On Friday it will begin its four-day journey to Canberra. Wider than a road; travelling as a packed artwork, it is 9 metres long, 7 metres wide and 4.6 metres high. It will require a police escort, roads and towns will be shut down, trees will be trimmed and it will just scrape over bridges to get through Goondiwindi, West Wyalong and across the border to Canberra.

The work is made of recycled scrap metal sourced in Australia. Photograph: Josef Ruckli

Growing up in Brisbane, Lee was often the only Chinese person in her school: “It’s kind of significant emotionally for me that it was made in Brisbane. And just the idea of it having this migratory passage through Australia, through the heartland of history, it’s just poetic,” she says.

A Zen Buddhist, Lee says the intention of the work is “to give a kind of intimate experience of our true connectedness. Cosmos is the length, breadth and depth of everything that has existed, exists now and will exist. And none of us will ever fall outside of that web of connection … That’s what I want to express.”

When it reaches the NGA, Ouroboros will sit over water. Its shiny polished mirror surface will reflect the sky, the birds in flight, the people around it – and perhaps because of its scale, cost and vaulting aspiration, us as a nation.
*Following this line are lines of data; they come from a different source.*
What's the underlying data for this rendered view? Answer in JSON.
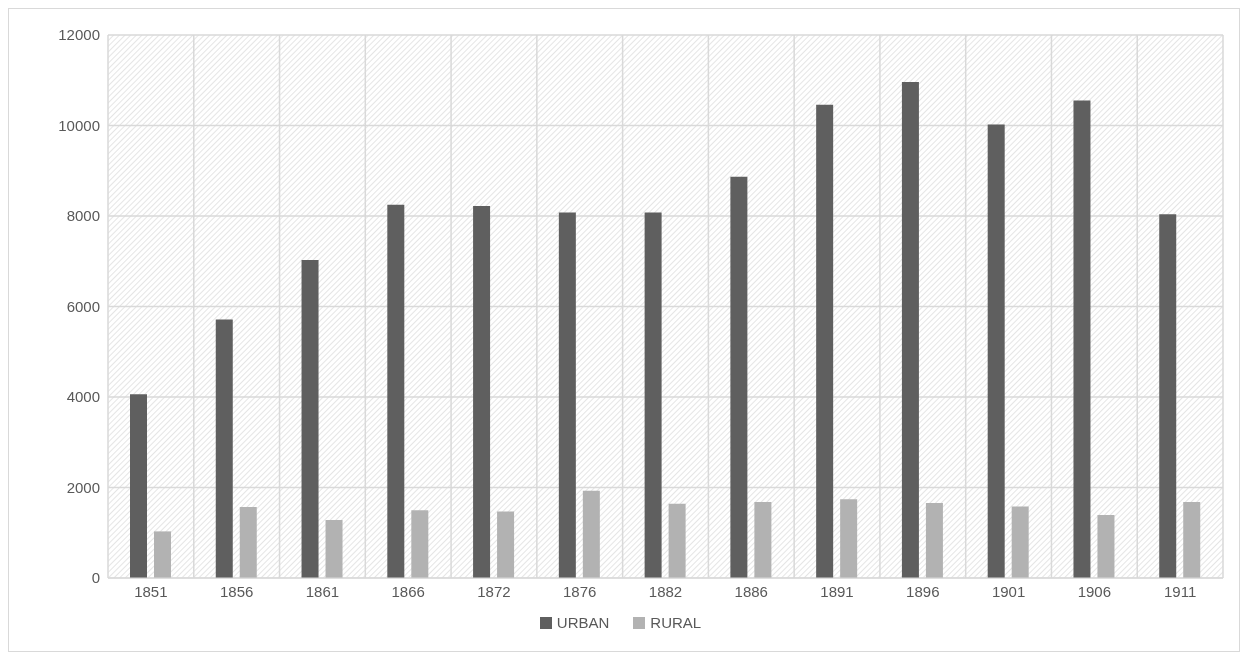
{
  "chart_data": {
    "type": "bar",
    "categories": [
      "1851",
      "1856",
      "1861",
      "1866",
      "1872",
      "1876",
      "1882",
      "1886",
      "1891",
      "1896",
      "1901",
      "1906",
      "1911"
    ],
    "series": [
      {
        "name": "URBAN",
        "color": "#5f5f5f",
        "values": [
          4060,
          5710,
          7030,
          8250,
          8220,
          8080,
          8080,
          8870,
          10460,
          10960,
          10020,
          10550,
          8040
        ]
      },
      {
        "name": "RURAL",
        "color": "#b2b2b2",
        "values": [
          1030,
          1570,
          1280,
          1500,
          1470,
          1930,
          1640,
          1680,
          1740,
          1660,
          1580,
          1390,
          1680
        ]
      }
    ],
    "ylim": [
      0,
      12000
    ],
    "yticks": [
      0,
      2000,
      4000,
      6000,
      8000,
      10000,
      12000
    ],
    "grid": true,
    "legend": "bottom"
  }
}
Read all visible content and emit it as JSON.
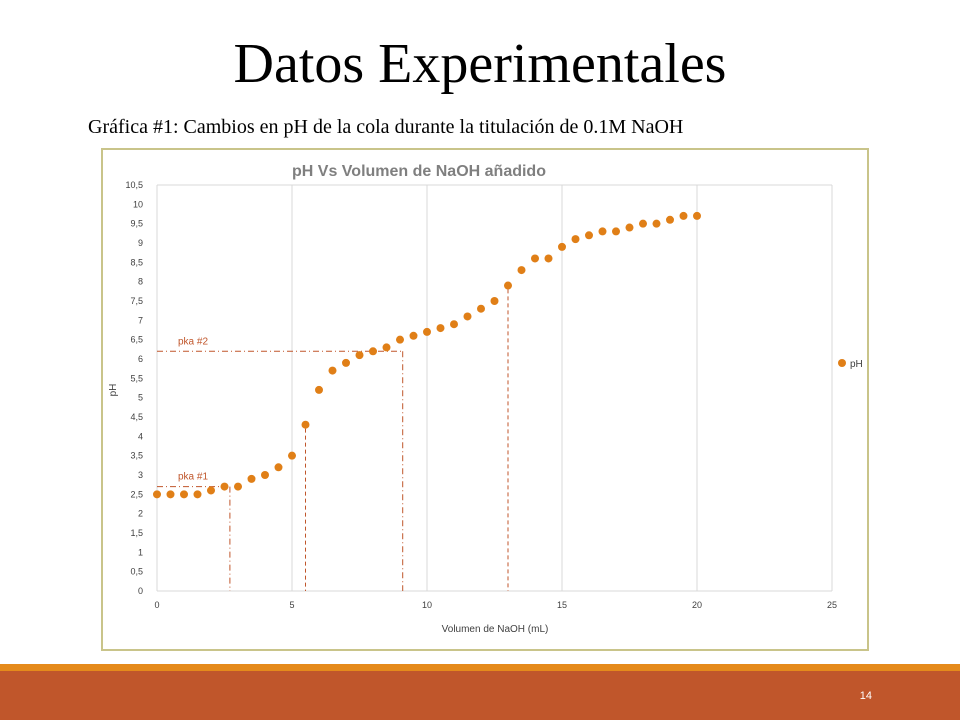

Ouroboros will open in late October to mark the 40th anniversary of the NGA. Lee says for her work on the project, she has been paid “nothing more than a modest salary”.

“The proof is going to be in what I create. And if it doesn’t work well, I am the one who is going to have to wear the terrible embarrassment of that,” she adds. “But if it does work, then everybody’s going to have to shut up about the money because it will become very evident why it’s cost so much and you’re not even going to think about it.”

Will Lee be accompanying Ouroboros on its procession of lights and sirens through country towns? “Hell yeah.” Onwards into battle she will go.